With party feeling still red hot about the plan to allow a Labor government to turn back asylum seeker boats, there were audible groans from a few delegates when leader Bill Shorten said in his conference address that Marles “will deliver immigration policies that are safe and humane”.
Later Marles appeared on a panel at one of the conference’s fringe events. The room was packed. This was hostile territory.
But Marles was blunt. We know that 1200 people had perished at sea, he said, and almost every person familiar with this area believed the figure was far higher.
That human tragedy had now ended and the people smugglers were no longer in business. But if Labor reopened this journey “we will be condemned by history”.

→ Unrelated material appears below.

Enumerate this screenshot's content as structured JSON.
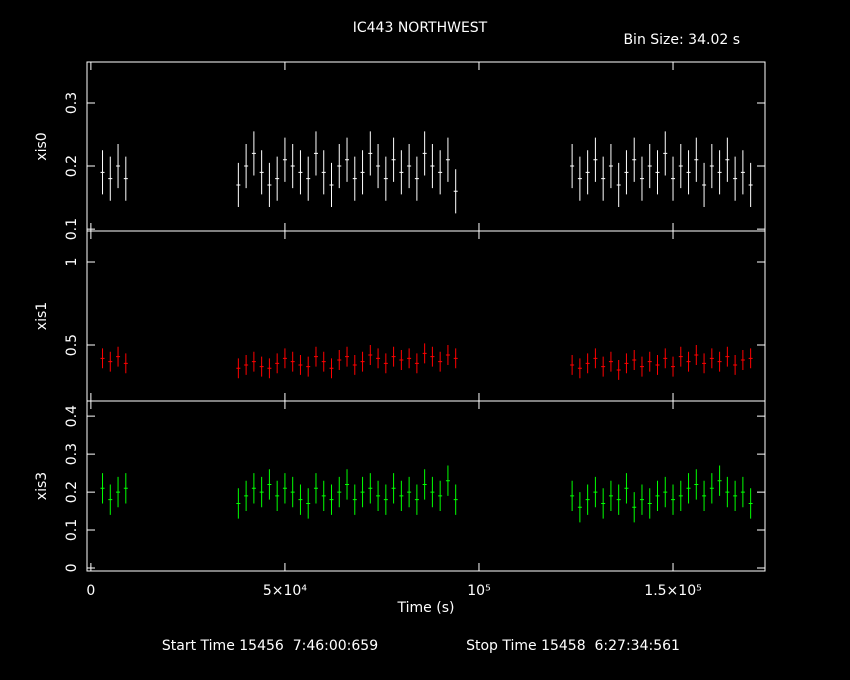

As the number-crunchers continued to work behind the scenes, Marles promised the critics would soon see unveiled “the most generous offering any potential Australian government has made”. Members of the party would be able to “hold their heads high”, he said.
But the questions were critical, and there were mutterings and interjections. For many in Labor, the asylum seeker issue – and especially turnbacks – is highly emotional.

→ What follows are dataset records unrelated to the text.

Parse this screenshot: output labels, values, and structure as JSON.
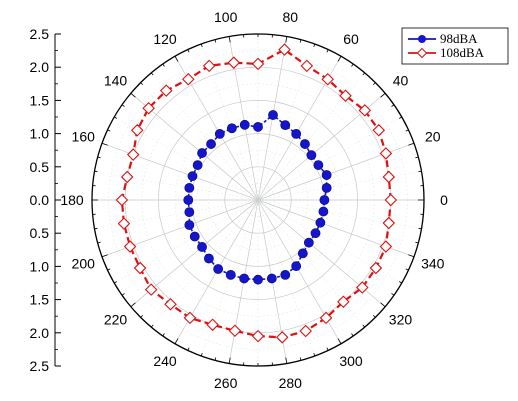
{
  "chart_data": {
    "type": "scatter",
    "coordinate_system": "polar",
    "angle_unit": "degrees",
    "angle_zero": "right",
    "angle_direction": "counterclockwise",
    "angle_ticks": [
      0,
      20,
      40,
      60,
      80,
      100,
      120,
      140,
      160,
      180,
      200,
      220,
      240,
      260,
      280,
      300,
      320,
      340
    ],
    "radial_axis": {
      "range": [
        0,
        2.5
      ],
      "ticks": [
        "2.5",
        "2.0",
        "1.5",
        "1.0",
        "0.5",
        "0.0",
        "0.5",
        "1.0",
        "1.5",
        "2.0",
        "2.5"
      ]
    },
    "grid": true,
    "legend": {
      "position": "top-right",
      "entries": [
        "98dBA",
        "108dBA"
      ]
    },
    "series": [
      {
        "name": "98dBA",
        "color": "#1515cc",
        "marker": "filled-circle",
        "angles": [
          0,
          10,
          20,
          30,
          40,
          50,
          60,
          70,
          80,
          90,
          100,
          110,
          120,
          130,
          140,
          150,
          160,
          170,
          180,
          190,
          200,
          210,
          220,
          230,
          240,
          250,
          260,
          270,
          280,
          290,
          300,
          310,
          320,
          330,
          340,
          350
        ],
        "radii": [
          1.0,
          1.05,
          1.1,
          1.05,
          1.05,
          1.1,
          1.15,
          1.2,
          1.3,
          1.1,
          1.15,
          1.15,
          1.15,
          1.1,
          1.1,
          1.05,
          1.05,
          1.05,
          1.05,
          1.05,
          1.1,
          1.1,
          1.1,
          1.15,
          1.2,
          1.2,
          1.2,
          1.2,
          1.2,
          1.2,
          1.15,
          1.05,
          1.0,
          1.0,
          1.0,
          1.0
        ]
      },
      {
        "name": "108dBA",
        "color": "#dd1111",
        "marker": "open-diamond",
        "angles": [
          0,
          10,
          20,
          30,
          40,
          50,
          60,
          70,
          80,
          90,
          100,
          110,
          120,
          130,
          140,
          150,
          160,
          170,
          180,
          190,
          200,
          210,
          220,
          230,
          240,
          250,
          260,
          270,
          280,
          290,
          300,
          310,
          320,
          330,
          340,
          350
        ],
        "radii": [
          2.0,
          2.0,
          2.05,
          2.1,
          2.1,
          2.05,
          2.1,
          2.15,
          2.3,
          2.05,
          2.1,
          2.15,
          2.1,
          2.15,
          2.15,
          2.1,
          2.0,
          2.0,
          2.05,
          2.05,
          2.05,
          2.05,
          2.1,
          2.05,
          2.05,
          2.0,
          2.0,
          2.05,
          2.1,
          2.1,
          2.05,
          2.0,
          2.05,
          2.05,
          2.05,
          2.0
        ]
      }
    ]
  }
}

Despite the strong feelings, Shorten and Marles are set for a win on turnbacks when asylum seeker policy is debated on Saturday. The frontbench and the factions were closing behind Shorten over the issue. They could not afford to humiliate him.
Frontbencher Brendan O'Connor, from the left, a former home affairs minister, was on the same wavelength as Marles. “I think if we don’t get right this policy, if we don’t have sufficient deterrents, we’ll see a return to hundreds of people dying at sea. That’s not acceptable,” he said.
Shorten’s push on turnbacks would ensure there is no difference on this front between the ALP and the Coalition at the election.
The emphasis on preventing drownings has a strong echo of the Coalition’s own line at the last election and since.
Shadow Treasurer Chris Bowen, a former immigration minister, said Shorten’s position would be supported on the floor of conference and defended him against critics in the left who complained they felt ambushed by his surprise announcement on Wednesday.
Bowen said that Shorten had openly indicated in advance what approach he would take at the conference – if he had left it until the issue was on the floor, people could have accused him of “not being open and honest in advance of the conference”.
Bowen also said Shorten had consulted appropriately with senior colleagues, including him, on the policy initiative.
In his address, Shorten chose to bypass turnbacks, concentrating on issues more congenial to the rank and file.
Shorten’s pitch on climate – the 50% renewables target, the plan for an emissions trading scheme, and a challenge to Tony Abbott to make the next election a contest about climate policy – went down a treat with delegates.
The speech contained no new policy announcements – the renewables target had been flagged earlier in the week. Nor was it particularly inspirational. But it did the job for the delegates on the day.
Notably, despite Shorten being under attack over aspects of his union career and Labor being criticised for being too close to the unions, he went out of his way early on to pay tribute to them.
“No group of people in all Australian history has done more to guarantee safety, to build national wealth, to lift the living standards of ordinary people, than our unions. Ten thousand royal commissions won’t change this,” Shorten said.
In his speech Shorten made a particular pitch to women saying: “Our goal should be nothing less than the equal participation of women in work, equal pay for women at work, and an equal voice for women across our parliament.”
For women in the party, Shorten called on the conference to “declare, by 2025, 50% of Labor’s representatives will be women”. A worthy aspiration, no doubt, only remember that Labor has had targets before. When push comes to shove, other considerations – especially factional ones – have overridden lofty sentiments about gender representation.
As he looks to the conference’s second day, with its consideration of asylum seeker policy, Shorten can be feeling easier. But even when he gets his win, turnbacks will continue to be a divisive issue in the rank and file.
Opening the way for a Labor government to return boats should help Shorten in his competition for votes with the Liberals. But the danger for him will be that he loses votes on the left to the Greens, which will be the one party opposing the practice.